This time the packet I was handed was for the most difficult turf to canvass: a neighborhood between the George Washington Parkway and the Potomac River-- the richest enclave in my economically diverse precinct. It's mixed in a way: the houses vary from "funky crumbling grandeur" to pretentious new "estates". The neighborhood is oppressively overgrown with vegetation this time of year, giving it a distinctly southern feel here in "fake" Virginia. The greatest difficulty I had was in locating the houses: the whole enclave is like a Möbius strip of residential roads. The narrow streets loop and branch and curve around continuously. The logic of the numbering system escaped me. Some houses share private drives and some have their own--not their own driveway mind you, but their own private drive with a name like "Bluebird Lane". The streets are so narrow that at one point I had to back into a driveway to allow an approaching car to go by. I had a detailed map but still had to rely on the navigation system in my car to keep track of where I was.

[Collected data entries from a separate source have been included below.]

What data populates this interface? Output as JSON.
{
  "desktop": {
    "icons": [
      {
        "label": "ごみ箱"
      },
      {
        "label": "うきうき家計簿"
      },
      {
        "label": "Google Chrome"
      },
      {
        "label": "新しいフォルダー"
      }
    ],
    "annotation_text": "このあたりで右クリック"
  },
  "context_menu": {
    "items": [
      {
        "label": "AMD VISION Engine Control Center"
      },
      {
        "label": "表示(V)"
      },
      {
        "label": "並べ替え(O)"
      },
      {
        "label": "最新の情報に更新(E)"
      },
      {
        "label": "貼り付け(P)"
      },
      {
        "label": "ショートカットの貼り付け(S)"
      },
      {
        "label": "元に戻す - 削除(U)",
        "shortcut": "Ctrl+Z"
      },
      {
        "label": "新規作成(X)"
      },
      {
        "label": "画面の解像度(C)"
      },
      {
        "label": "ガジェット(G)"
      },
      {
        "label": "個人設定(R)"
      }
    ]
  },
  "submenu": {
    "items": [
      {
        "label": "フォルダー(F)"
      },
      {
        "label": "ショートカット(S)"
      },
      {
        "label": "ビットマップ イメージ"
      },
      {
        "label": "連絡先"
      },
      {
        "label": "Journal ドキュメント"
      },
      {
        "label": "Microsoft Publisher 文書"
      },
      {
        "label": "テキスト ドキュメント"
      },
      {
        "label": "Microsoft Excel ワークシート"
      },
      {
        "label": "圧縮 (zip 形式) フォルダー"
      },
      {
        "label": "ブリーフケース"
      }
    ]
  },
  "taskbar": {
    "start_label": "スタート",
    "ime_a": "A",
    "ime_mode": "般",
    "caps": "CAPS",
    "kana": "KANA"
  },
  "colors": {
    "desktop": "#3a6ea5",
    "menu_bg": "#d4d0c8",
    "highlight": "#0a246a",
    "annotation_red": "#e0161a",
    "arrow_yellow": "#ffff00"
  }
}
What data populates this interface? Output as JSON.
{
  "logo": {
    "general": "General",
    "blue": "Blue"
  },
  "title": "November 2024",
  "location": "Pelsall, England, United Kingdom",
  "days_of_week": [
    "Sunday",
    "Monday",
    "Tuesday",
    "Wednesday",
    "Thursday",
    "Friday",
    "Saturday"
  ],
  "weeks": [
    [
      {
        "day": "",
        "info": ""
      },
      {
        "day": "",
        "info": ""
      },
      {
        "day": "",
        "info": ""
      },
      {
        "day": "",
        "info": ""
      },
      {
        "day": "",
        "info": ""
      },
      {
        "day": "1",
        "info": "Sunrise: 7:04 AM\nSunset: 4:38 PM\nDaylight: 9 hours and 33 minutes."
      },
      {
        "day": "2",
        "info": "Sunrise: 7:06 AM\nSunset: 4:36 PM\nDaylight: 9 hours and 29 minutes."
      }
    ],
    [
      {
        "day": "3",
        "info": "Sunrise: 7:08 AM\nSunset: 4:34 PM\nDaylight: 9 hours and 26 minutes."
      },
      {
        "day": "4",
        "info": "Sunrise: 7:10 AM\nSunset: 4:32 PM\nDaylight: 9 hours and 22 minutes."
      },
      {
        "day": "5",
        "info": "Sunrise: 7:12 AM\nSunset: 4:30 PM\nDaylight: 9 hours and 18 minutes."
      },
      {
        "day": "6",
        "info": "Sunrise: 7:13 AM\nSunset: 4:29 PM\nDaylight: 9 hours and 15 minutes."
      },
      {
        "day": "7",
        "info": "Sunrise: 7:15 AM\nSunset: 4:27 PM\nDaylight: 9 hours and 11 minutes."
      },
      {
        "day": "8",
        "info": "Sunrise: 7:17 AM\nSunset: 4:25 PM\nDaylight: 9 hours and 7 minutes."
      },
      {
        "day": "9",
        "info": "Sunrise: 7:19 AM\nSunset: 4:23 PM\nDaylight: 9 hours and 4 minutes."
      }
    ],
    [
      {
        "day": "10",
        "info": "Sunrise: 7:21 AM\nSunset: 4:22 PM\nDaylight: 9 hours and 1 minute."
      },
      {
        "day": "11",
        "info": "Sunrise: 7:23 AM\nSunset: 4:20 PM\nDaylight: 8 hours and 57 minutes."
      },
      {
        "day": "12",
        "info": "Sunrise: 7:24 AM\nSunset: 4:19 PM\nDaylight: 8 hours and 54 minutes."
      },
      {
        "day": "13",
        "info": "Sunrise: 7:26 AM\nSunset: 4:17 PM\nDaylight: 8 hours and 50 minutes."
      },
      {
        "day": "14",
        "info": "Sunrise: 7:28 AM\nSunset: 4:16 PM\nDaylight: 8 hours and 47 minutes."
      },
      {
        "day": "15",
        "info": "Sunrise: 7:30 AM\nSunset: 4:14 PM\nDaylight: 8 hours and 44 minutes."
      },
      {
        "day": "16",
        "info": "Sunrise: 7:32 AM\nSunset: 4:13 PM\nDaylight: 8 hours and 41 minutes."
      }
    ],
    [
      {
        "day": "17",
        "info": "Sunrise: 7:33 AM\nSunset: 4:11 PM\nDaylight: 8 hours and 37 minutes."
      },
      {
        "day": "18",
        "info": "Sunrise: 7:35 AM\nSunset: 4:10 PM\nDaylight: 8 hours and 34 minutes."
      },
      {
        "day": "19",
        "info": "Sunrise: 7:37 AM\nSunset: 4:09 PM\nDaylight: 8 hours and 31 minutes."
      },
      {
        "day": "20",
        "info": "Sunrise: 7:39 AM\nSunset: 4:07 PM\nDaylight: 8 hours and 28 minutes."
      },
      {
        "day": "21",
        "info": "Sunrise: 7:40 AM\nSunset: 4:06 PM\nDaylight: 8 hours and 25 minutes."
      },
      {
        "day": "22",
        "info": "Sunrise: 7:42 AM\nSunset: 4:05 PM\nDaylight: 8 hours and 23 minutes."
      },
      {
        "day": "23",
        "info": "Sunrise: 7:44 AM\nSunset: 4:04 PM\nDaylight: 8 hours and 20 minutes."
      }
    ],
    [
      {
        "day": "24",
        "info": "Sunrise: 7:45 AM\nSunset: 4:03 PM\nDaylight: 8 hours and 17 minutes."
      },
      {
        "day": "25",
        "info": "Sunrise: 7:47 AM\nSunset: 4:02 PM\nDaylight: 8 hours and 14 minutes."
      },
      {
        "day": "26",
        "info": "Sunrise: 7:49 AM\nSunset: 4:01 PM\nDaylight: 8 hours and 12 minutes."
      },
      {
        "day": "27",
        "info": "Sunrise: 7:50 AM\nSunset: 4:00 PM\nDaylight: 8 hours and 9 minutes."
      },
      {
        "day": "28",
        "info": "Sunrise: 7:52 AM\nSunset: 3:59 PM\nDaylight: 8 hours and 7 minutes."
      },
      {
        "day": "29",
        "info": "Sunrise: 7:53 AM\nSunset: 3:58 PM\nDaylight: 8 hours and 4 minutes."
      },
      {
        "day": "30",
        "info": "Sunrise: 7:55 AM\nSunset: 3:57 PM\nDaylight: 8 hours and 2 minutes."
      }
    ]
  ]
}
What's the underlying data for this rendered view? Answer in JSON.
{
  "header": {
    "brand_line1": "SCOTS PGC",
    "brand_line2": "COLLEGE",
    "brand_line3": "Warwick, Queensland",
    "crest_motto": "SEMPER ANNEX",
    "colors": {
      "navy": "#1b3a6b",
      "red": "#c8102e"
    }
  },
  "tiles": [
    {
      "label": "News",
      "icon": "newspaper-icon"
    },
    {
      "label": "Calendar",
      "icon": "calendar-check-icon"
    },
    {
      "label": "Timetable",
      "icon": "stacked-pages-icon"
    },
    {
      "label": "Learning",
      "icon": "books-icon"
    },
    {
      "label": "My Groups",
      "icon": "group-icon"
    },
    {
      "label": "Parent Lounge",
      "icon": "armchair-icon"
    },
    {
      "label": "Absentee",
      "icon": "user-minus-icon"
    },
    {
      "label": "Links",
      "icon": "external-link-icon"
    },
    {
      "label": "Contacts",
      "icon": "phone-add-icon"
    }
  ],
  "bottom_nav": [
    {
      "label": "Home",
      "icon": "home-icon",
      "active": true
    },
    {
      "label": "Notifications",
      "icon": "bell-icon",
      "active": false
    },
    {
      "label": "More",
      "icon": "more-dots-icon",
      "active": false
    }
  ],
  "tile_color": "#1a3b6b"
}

As I said, the canvassing is narrowly focused now. Although I wandered around the neighborhood for more than an hour, I knocked on only ten doors. One house was inaccessible because the gated entrance was locked. Another house was deemed inaccessible by me because it was on a private road with "Private Drive; Turn Around; No Soliciting" signs posted on either side. Some of the houses had heavy iron knockers on imposing doors, others had intercom systems; I didn't realize until I came across the third of these that I had to press the "call" button to ring the doorbell. Some of the houses had security cameras above the front doors and I suspect the residents didn't bother to answer when they saw my clipboard and Obama sticker. Some probably didn't answer simply because the Redskins game was on. Of the ten doors on which I knocked, only one was answered. The woman who answered claimed she wouldn't decide whom to vote for until she walked into the voting booth. I didn't believe her, but I smiled and asked if she'd like a Warner/Obama flyer. She took it politely. I left flyers tucked in the doors of seven houses; there were already Warner/Obama flyers tucked in the doors of the other two.